Of course, my publishers were left in something of a dilemma. What do you do when one of the most famous writers in the world – if not the most famous – is in disgrace but everyone is desperate to read the offending books out of a macabre fascination? This is what you do: you reprint all the books in new editions – except The Tribesman , of course, which is now only printed under Edith’s name – and donate thirty per cent of the royalties to charity. And you pocket the rest.

Now, my health. Naturally, I went through some major withdrawal symptoms from alcohol, and the prison authorities, to their credit, were extremely sympathetic and helpful in this. But the damage had been done. My liver is destroyed and my kidneys are in pretty bad shape too. The doctors say that one more drink would kill me, but that’s obviously nonsense. It would be too much of a coincidence if the moment I was forced to give up was exactly the moment that I would have been teetering on the edge of death. Anyway, I drink regularly in here – although obviously not at the same levels as I did during my later London years – in my cell with King Kong, of whom more in a moment. You’d be surprised – or maybe you wouldn’ t – at how much contraband is available in prison. Everything is banned, of course, but most of the inmates have a phone, a television, cigarettes, drugs, alcohol.

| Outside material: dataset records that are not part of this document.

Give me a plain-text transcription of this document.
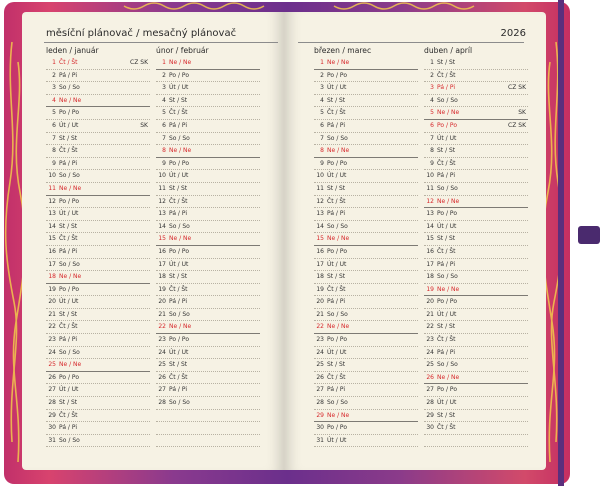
měsíční plánovač / mesačný plánovač
leden / január
1 Čt / Št	CZ SK
2 Pá / Pi
3 So / So
4 Ne / Ne
5 Po / Po
6 Út / Ut	SK
7 St / St
8 Čt / Št
9 Pá / Pi
10 So / So
11 Ne / Ne
12 Po / Po
13 Út / Ut
14 St / St
15 Čt / Št
16 Pá / Pi
17 So / So
18 Ne / Ne
19 Po / Po
20 Út / Ut
21 St / St
22 Čt / Št
23 Pá / Pi
24 So / So
25 Ne / Ne
26 Po / Po
27 Út / Ut
28 St / St
29 Čt / Št
30 Pá / Pi
31 So / So
únor / február
1 Ne / Ne
2 Po / Po
3 Út / Ut
4 St / St
5 Čt / Št
6 Pá / Pi
7 So / So
8 Ne / Ne
9 Po / Po
10 Út / Ut
11 St / St
12 Čt / Št
13 Pá / Pi
14 So / So
15 Ne / Ne
16 Po / Po
17 Út / Ut
18 St / St
19 Čt / Št
20 Pá / Pi
21 So / So
22 Ne / Ne
23 Po / Po
24 Út / Ut
25 St / St
26 Čt / Št
27 Pá / Pi
28 So / So
2026
březen / marec
1 Ne / Ne
2 Po / Po
3 Út / Ut
4 St / St
5 Čt / Št
6 Pá / Pi
7 So / So
8 Ne / Ne
9 Po / Po
10 Út / Ut
11 St / St
12 Čt / Št
13 Pá / Pi
14 So / So
15 Ne / Ne
16 Po / Po
17 Út / Ut
18 St / St
19 Čt / Št
20 Pá / Pi
21 So / So
22 Ne / Ne
23 Po / Po
24 Út / Ut
25 St / St
26 Čt / Št
27 Pá / Pi
28 So / So
29 Ne / Ne
30 Po / Po
31 Út / Ut
duben / apríl
1 St / St
2 Čt / Št
3 Pá / Pi	CZ SK
4 So / So
5 Ne / Ne	SK
6 Po / Po	CZ SK
7 Út / Ut
8 St / St
9 Čt / Št
10 Pá / Pi
11 So / So
12 Ne / Ne
13 Po / Po
14 Út / Ut
15 St / St
16 Čt / Št
17 Pá / Pi
18 So / So
19 Ne / Ne
20 Po / Po
21 Út / Ut
22 St / St
23 Čt / Št
24 Pá / Pi
25 So / So
26 Ne / Ne
27 Po / Po
28 Út / Ut
29 St / St
30 Čt / Št
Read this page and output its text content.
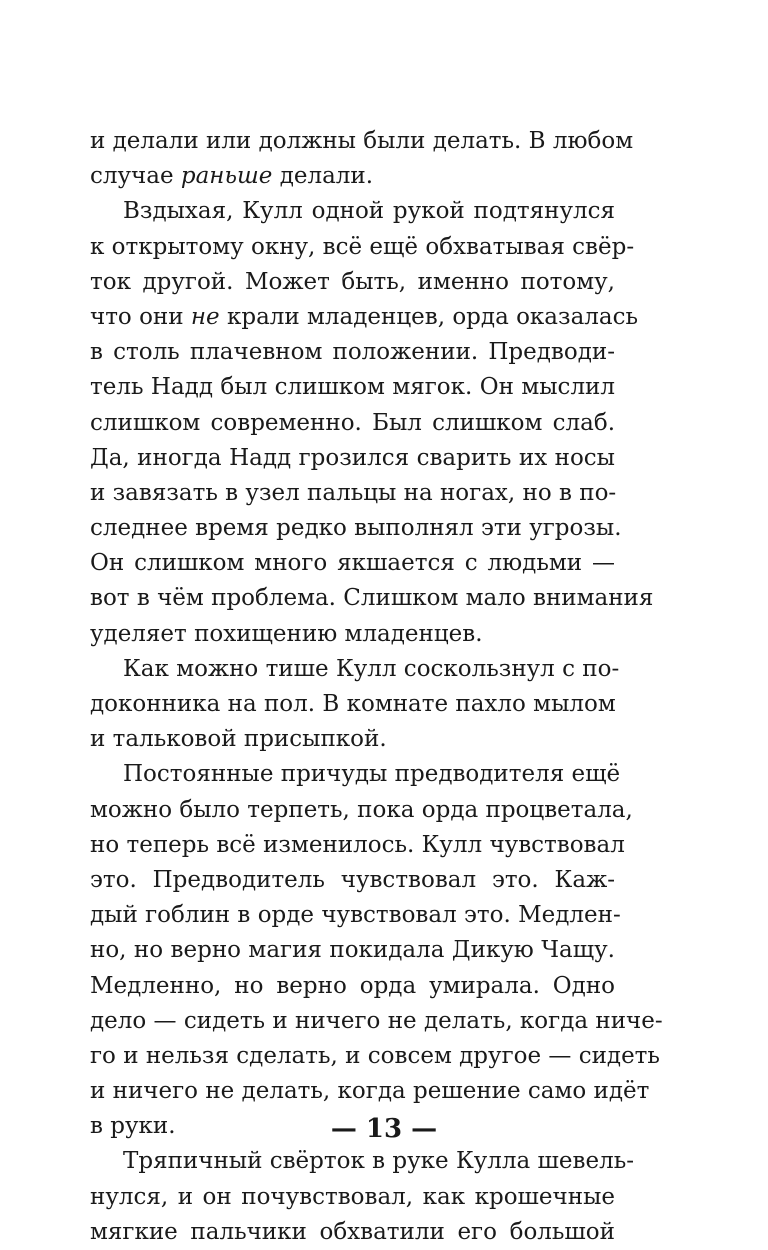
и делали или должны были делать. В любом
случае раньше делали.
Вздыхая, Кулл одной рукой подтянулся
к открытому окну, всё ещё обхватывая свёр-
ток другой. Может быть, именно потому,
что они не крали младенцев, орда оказалась
в столь плачевном положении. Предводи-
тель Надд был слишком мягок. Он мыслил
слишком современно. Был слишком слаб.
Да, иногда Надд грозился сварить их носы
и завязать в узел пальцы на ногах, но в по-
следнее время редко выполнял эти угрозы.
Он слишком много якшается с людьми —
вот в чём проблема. Слишком мало внимания
уделяет похищению младенцев.
Как можно тише Кулл соскользнул с по-
доконника на пол. В комнате пахло мылом
и тальковой присыпкой.
Постоянные причуды предводителя ещё
можно было терпеть, пока орда процветала,
но теперь всё изменилось. Кулл чувствовал
это. Предводитель чувствовал это. Каж-
дый гоблин в орде чувствовал это. Медлен-
но, но верно магия покидала Дикую Чащу.
Медленно, но верно орда умирала. Одно
дело — сидеть и ничего не делать, когда ниче-
го и нельзя сделать, и совсем другое — сидеть
и ничего не делать, когда решение само идёт
в руки.
Тряпичный свёрток в руке Кулла шевель-
нулся, и он почувствовал, как крошечные
мягкие пальчики обхватили его большой
— 13 —
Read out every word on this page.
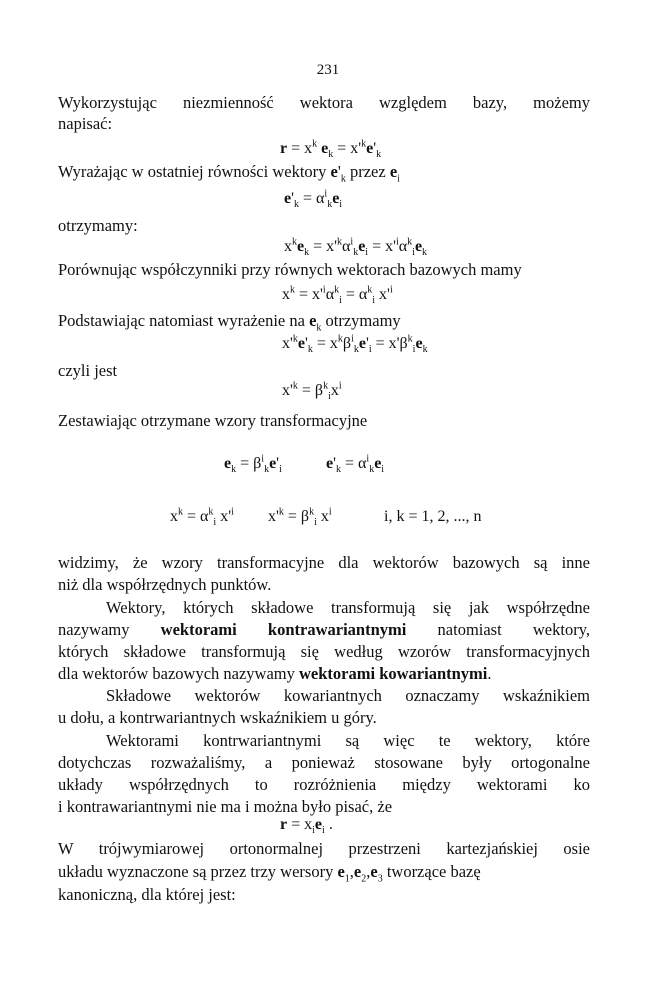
231
Wykorzystując niezmienność wektora względem bazy, możemy
napisać:
$r = x^k$ $e_k = x'^ke'_k$
Wyrażając w ostatniej równości wektory $e'_k$ przez $e_i$
$e'_k = \alpha^i_ke_i$
otrzymamy:
$x^ke_k = x'^k\alpha^i_ke_i = x'^i\alpha^k_ie_k$
Porównując współczynniki przy równych wektorach bazowych mamy
$x^k = x'^i\alpha^k_i = \alpha^k_i$ $x'^i$
Podstawiając natomiast wyrażenie na $e_k$ otrzymamy
$x'^ke'_k = x^k\beta^i_ke'_i = x'\beta^k_ie_k$
czyli jest
$x'^k = \beta^k_ix^i$
Zestawiając otrzymane wzory transformacyjne
$e_k = \beta^i_ke'_i$	$e'_k = \alpha^i_ke_i$
$x^k = \alpha^k_i$ $x'^i$ $x'^k = \beta^k_i$ $x^i$	i, k = 1, 2, ..., n
widzimy, że wzory transformacyjne dla wektorów bazowych są inne
niż dla współrzędnych punktów.
Wektory, których składowe transformują się jak współrzędne
nazywamy wektorami kontrawariantnymi natomiast wektory,
których składowe transformują się według wzorów transformacyjnych
dla wektorów bazowych nazywamy wektorami kowariantnymi.
Składowe wektorów kowariantnych oznaczamy wskaźnikiem
u dołu, a kontrwariantnych wskaźnikiem u góry.
Wektorami kontrwariantnymi są więc te wektory, które
dotychczas rozważaliśmy, a ponieważ stosowane były ortogonalne
układy współrzędnych to rozróżnienia między wektorami ko
i kontrawariantnymi nie ma i można było pisać, że
$r = x_ie_i$ .
W trójwymiarowej ortonormalnej przestrzeni kartezjańskiej osie
układu wyznaczone są przez trzy wersory $e_1,e_2,e_3$ tworzące bazę
kanoniczną, dla której jest:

There are prostitutes for those who require such services. Men or women. Whenever there’s a big boxing match on television everyone knows whose cell has the subscription services. Honestly, it’s not a bad life.

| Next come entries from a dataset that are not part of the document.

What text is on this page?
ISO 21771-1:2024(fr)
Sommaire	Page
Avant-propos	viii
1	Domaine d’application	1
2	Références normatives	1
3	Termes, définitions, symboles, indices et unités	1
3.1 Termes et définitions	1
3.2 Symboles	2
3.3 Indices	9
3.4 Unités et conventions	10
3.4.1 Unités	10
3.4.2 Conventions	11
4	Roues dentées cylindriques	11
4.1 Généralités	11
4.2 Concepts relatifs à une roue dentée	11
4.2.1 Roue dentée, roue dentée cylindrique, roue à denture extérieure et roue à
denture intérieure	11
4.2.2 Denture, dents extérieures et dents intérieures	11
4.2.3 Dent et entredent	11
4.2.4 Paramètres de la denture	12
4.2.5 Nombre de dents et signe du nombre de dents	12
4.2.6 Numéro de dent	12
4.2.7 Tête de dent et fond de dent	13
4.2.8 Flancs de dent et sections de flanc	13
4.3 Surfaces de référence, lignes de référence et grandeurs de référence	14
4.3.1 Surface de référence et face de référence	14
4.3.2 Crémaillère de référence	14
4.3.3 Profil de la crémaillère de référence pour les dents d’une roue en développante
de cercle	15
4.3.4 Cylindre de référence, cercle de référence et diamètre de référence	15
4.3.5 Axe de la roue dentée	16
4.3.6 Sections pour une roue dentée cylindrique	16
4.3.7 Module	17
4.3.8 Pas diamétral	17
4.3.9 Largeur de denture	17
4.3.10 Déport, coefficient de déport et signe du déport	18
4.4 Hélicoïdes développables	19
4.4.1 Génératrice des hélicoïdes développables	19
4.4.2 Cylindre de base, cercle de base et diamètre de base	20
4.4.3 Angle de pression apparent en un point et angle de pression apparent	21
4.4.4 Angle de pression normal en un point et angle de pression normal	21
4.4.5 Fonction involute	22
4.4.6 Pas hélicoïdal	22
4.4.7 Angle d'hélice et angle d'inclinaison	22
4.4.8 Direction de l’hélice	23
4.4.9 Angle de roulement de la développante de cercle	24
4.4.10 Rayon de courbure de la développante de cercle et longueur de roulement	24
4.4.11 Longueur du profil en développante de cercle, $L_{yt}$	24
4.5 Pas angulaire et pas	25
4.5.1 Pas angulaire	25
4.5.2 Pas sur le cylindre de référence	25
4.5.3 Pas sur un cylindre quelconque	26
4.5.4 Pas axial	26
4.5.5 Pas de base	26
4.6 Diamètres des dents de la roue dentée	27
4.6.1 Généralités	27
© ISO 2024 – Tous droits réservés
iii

And I have a job! My first real job since I worked in the Savoy Hotel in West Berlin back in 1988. I teach a creative-writing course and conduct a bi-weekly two-hour session with fourteen inmates of varying ability. They’re a rough bunch, of course – murderers, for the most part, rapists, violent offenders – and they all like to write about crime. All but one, the aforementioned King Kong, who has been given that name because of an uncanny resemblance he bears to that cinematic simian. For almost a year he was working on a novel about an heiress in nineteenth-century Boston and, quite honestly, it would give Henry James a run for his money. He was too nervous to show it to the other classmates, but he gave it to me and I was amazed by his skill with language, his gift for characterization and his witty dialogue. I encouraged him, mentored him, supported him, and he’d just finished his fourth draft when he got into an altercation with another prisoner, leading to a dust-up in the prison yard where he was stabbed in the neck with a toothbrush that had a Stanley blade taped to its end. He bled out in minutes, poor chap.

Which left me with his manuscript. And it was eminently publishable. Really, the kind of thing that wins awards and hits the bestseller lists. So, I did another draft or two, tidied up some of the language, and sent it to a London publisher, being quite clear who I was and admitting that I would never be able to promote the book in person as I’d been committed to Belmarsh for the rest of my natural but that I had found something to fill the time while I was here, the thing that I had always enjoyed most.